Constitución
europea
El pasado 28 de
febrero se ha cumplido un año del día en que un grupo de 105 políticos de todas
las tendencias se reunieron por primera vez en Bruselas con la finalidad
declarada de elaborar una Constitución europea. Estaríamos tentados de
tratarles de ilusos, y más aún a los que les encomendaron tamaña tarea, si no
fuera porque todos sabemos que lo de “constitución” es una exageración del
lenguaje y un intento de cubrir el expediente.
La Constitución que
afirman querer elaborar en ningún caso pasará de una buena declaración de
intenciones y una proclamación de principios, de esos que, según señalan los
leguleyos, no son inmediatamente operativos en el orden jurídico y que
necesitan concreción y desarrollo en normas, normas que nunca se aprobarán. A
ellos añadirán algún que otro modus operandi para manejarse, aunque con
muchas dificultades, en una Unión de 25 países cada uno diferente. Las
dificultades se irán incrementando y no habrá modus operandi que
resista.
La Unión Europea
está a años luz de configurarse como un Estado, ni siquiera federal o
confederal. Hoy por hoy, y bien que se está demostrando, no es más que un
mercado único —y tampoco tan único, que todos intentan hacer sus trapicherías— y una moneda común. La Unión Europea es ante
todo moneda, dinero, intereses económicos. Pero incluso los intereses
económicos son bastante divergentes entre los estados, y de ahí que la política
exterior termine siendo dispar.
Dicen que con lo que
está cayendo, la pesada sombra de la guerra contra Iraq, los padres de la
Convención se encuentran muy desanimados. Giscard d’Estaing acusó a los gobiernos, aunque sin citar a ninguno
de ellos, de no haber tomado en serio los compromisos en política exterior y
defensa del Tratado de Maastricht, respecto a los cuales, según puntualizó,
hemos retrocedido. Lo que hace el gorro. D. Valery, ahora de presidente de la
Convención, se ha tomado en serio lo de la Unión Política, y quiere ver en
Maastricht lo que en Maastricht nunca existió. Hasta la palabra “política” se
cayó del Tratado. Los únicos compromisos firmes fueron los referentes a la
convergencia monetaria de cara a la creación de la moneda única, lo demás eran
palabras, verborrea.
Hasta los
procedimientos de cohesión se mostraron raquíticos, constreñidos dentro de un
presupuesto que no supera el 1,24% del PIB comunitario; y sin sustentarse en un
sistema fiscal propio deja explícito qué países son receptores y cuáles
donantes. Los mecanismos redistributivos no aparecen como la corrección
necesaria a un mercado que distribuye injustamente la renta, también en el
plano regional; sino como la solidaridad, versión laica de la caridad, que los
países ricos tienen hacia los pobres. Planteado así el tema, era evidente que
antes o después nacerían las reticencias de aquellos a seguir manteniendo el
sistema.
Desde Maastricht,
muchos hemos clamado en el desierto, repitiendo, una y otra vez, la
contradicción que el proyecto de UE, tal como se ha diseñado lleva implícita.
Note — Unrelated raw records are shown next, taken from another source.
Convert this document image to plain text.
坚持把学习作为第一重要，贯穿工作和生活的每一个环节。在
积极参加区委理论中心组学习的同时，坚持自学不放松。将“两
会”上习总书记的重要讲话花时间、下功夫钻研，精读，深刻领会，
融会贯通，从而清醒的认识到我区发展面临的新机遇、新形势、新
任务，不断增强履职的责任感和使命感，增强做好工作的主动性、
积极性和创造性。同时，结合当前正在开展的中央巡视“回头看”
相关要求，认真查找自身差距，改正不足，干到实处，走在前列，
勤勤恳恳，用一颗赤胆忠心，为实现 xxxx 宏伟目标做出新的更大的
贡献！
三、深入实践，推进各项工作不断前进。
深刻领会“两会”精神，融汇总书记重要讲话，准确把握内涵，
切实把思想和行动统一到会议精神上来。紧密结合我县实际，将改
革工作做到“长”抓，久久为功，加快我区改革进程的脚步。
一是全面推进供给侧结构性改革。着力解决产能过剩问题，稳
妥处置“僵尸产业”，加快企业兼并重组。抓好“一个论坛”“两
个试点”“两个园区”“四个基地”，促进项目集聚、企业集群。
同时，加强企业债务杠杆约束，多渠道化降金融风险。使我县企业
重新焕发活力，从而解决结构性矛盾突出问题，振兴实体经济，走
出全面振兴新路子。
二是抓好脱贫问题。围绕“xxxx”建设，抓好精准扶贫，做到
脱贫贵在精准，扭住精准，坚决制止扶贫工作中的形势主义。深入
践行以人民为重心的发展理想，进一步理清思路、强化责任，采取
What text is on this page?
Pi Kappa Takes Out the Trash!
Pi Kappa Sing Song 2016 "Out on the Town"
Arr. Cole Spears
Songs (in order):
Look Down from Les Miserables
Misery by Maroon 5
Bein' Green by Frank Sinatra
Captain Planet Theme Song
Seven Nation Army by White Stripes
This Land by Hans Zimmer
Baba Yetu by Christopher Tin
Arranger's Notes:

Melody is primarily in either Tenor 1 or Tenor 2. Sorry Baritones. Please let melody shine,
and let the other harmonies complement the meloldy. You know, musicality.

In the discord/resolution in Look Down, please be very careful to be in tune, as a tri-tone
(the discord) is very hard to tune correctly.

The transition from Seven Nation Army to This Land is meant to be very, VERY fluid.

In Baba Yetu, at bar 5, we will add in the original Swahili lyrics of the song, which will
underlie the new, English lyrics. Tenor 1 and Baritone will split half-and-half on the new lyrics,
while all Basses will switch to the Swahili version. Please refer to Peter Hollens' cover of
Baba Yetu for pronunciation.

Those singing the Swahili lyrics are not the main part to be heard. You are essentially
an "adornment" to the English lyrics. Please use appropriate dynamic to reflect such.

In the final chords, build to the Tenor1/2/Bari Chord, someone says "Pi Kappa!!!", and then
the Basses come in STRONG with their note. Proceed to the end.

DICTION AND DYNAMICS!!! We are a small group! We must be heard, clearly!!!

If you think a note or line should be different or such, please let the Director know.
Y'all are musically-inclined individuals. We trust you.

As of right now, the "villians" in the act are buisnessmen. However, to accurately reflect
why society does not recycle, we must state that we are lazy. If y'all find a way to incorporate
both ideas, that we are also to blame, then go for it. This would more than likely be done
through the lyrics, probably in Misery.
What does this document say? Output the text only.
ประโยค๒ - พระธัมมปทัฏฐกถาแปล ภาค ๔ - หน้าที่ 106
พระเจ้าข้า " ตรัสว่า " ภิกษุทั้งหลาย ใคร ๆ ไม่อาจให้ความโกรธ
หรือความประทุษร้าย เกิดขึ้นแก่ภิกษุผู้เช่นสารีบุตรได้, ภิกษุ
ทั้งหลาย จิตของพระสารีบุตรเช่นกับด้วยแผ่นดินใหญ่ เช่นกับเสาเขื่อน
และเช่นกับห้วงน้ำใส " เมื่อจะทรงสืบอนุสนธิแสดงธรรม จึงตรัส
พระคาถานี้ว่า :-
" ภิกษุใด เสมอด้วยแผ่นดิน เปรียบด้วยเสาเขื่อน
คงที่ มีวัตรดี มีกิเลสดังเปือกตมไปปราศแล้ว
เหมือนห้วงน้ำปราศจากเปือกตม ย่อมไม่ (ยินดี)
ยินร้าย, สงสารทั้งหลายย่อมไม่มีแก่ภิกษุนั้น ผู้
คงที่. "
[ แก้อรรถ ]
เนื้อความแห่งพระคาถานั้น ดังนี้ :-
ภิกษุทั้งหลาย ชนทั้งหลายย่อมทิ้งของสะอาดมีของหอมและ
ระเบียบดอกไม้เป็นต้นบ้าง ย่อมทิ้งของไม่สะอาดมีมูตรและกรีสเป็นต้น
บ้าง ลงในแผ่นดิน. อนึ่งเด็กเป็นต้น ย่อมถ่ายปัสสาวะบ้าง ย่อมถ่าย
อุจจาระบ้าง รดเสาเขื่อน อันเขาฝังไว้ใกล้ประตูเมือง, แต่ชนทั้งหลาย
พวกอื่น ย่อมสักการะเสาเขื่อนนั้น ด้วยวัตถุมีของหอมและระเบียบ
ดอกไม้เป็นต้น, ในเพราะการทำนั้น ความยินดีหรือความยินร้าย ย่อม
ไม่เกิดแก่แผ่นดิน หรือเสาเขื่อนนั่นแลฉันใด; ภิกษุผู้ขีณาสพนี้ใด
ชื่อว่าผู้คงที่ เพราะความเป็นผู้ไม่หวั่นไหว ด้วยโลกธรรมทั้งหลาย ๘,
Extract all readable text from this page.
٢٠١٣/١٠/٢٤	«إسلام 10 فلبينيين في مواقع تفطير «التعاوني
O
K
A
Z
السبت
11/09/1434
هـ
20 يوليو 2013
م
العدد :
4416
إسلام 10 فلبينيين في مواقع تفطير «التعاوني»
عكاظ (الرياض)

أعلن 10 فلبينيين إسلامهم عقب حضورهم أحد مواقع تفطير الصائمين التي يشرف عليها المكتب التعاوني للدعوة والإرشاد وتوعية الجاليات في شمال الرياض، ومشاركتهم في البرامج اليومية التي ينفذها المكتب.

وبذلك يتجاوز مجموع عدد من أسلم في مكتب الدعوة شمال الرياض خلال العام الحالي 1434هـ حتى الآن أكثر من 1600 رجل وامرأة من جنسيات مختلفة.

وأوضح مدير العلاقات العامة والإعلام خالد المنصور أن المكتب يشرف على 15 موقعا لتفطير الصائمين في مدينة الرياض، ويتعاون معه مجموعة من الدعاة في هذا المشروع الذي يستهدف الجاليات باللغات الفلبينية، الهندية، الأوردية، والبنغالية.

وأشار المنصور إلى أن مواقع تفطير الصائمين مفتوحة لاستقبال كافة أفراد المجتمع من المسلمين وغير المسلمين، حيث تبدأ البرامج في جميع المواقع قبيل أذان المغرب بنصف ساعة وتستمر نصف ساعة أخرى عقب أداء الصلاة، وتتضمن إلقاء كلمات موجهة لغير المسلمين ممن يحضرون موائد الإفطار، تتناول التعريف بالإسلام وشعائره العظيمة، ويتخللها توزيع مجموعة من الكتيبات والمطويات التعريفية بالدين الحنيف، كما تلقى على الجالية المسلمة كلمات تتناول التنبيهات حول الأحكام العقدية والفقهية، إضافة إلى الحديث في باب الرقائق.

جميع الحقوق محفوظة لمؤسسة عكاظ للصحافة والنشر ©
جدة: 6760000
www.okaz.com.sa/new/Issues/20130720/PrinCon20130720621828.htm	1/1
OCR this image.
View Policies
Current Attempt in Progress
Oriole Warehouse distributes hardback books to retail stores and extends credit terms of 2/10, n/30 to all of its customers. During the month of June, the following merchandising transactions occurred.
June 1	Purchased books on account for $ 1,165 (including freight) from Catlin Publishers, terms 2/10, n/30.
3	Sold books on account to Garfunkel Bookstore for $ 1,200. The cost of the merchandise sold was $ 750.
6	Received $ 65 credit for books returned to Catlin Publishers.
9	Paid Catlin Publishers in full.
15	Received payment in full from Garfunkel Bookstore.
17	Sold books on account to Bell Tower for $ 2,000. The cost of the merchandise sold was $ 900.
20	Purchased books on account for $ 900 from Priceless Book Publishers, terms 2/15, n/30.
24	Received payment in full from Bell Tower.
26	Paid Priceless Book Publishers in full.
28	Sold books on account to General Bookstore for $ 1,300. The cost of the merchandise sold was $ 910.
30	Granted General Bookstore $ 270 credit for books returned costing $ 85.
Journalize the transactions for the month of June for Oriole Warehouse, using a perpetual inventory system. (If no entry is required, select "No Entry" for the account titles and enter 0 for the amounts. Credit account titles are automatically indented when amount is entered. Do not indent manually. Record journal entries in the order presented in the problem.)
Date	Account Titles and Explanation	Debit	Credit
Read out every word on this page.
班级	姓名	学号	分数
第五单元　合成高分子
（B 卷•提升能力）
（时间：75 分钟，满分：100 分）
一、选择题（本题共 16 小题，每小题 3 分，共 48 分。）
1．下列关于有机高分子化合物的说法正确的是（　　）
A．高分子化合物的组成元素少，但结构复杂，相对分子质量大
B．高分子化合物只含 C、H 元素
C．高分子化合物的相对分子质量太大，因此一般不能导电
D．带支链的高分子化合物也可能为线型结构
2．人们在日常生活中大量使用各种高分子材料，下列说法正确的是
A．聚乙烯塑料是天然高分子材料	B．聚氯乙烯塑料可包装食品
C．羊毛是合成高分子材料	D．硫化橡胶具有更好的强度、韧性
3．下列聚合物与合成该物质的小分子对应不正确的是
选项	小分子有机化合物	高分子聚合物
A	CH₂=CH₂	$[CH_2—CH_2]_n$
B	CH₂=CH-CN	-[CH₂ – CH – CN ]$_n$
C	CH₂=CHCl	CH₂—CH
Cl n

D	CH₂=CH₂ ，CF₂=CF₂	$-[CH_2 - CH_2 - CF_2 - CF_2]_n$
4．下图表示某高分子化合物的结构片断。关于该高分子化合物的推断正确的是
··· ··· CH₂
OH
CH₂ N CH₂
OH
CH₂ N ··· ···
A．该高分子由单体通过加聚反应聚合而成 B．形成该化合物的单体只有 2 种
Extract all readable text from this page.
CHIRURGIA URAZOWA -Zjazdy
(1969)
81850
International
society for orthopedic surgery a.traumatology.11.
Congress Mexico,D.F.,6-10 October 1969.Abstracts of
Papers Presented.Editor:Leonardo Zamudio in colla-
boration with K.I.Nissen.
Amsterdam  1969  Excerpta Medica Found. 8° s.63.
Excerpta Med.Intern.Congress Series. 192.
Una unión mercantil, monetaria y financiera, sin integración social, laboral,
fiscal, presupuestaria y en definitiva política, constituye una misión
imposible que, antes o después, ira generando miles de dificultades y problemas
de difícil o imposible solución. La hipotética guerra contra Iraq ha mostrado
únicamente la falsedad que se esconde tras la pretendida Unidad Europea.
La unión política ni existe, ni
existirá. De ahí la falacia de una Convención para establecer la Constitución.
¿Qué documento puede salir de una asamblea de 105 miembros en la que deben
aprobar todo por unanimidad? Generalidades. Hay, además, una dificultad
añadida. Hoy, en Europa, por fuerte que sea la hegemonía del neoliberalismo
económico, no es posible la creación de un estado liberal a la usanza del siglo
XIX. Si Europa debe devenir Estado, éste tiene por fuerza que ser social. Y
nada más lejos de alcanzarse que la unidad social y laboral de la comunidad.
Por eso los miembros de la Convención se entretienen en discutir los aspectos
religiosos, laicidad sí o no. Alguien debería recordarles aquella coplilla de
Atahualpa Yupanqui: “Hay algo más importante que saber si existe dios, y es que
nadie escupa sangre para que otro viva mejor”.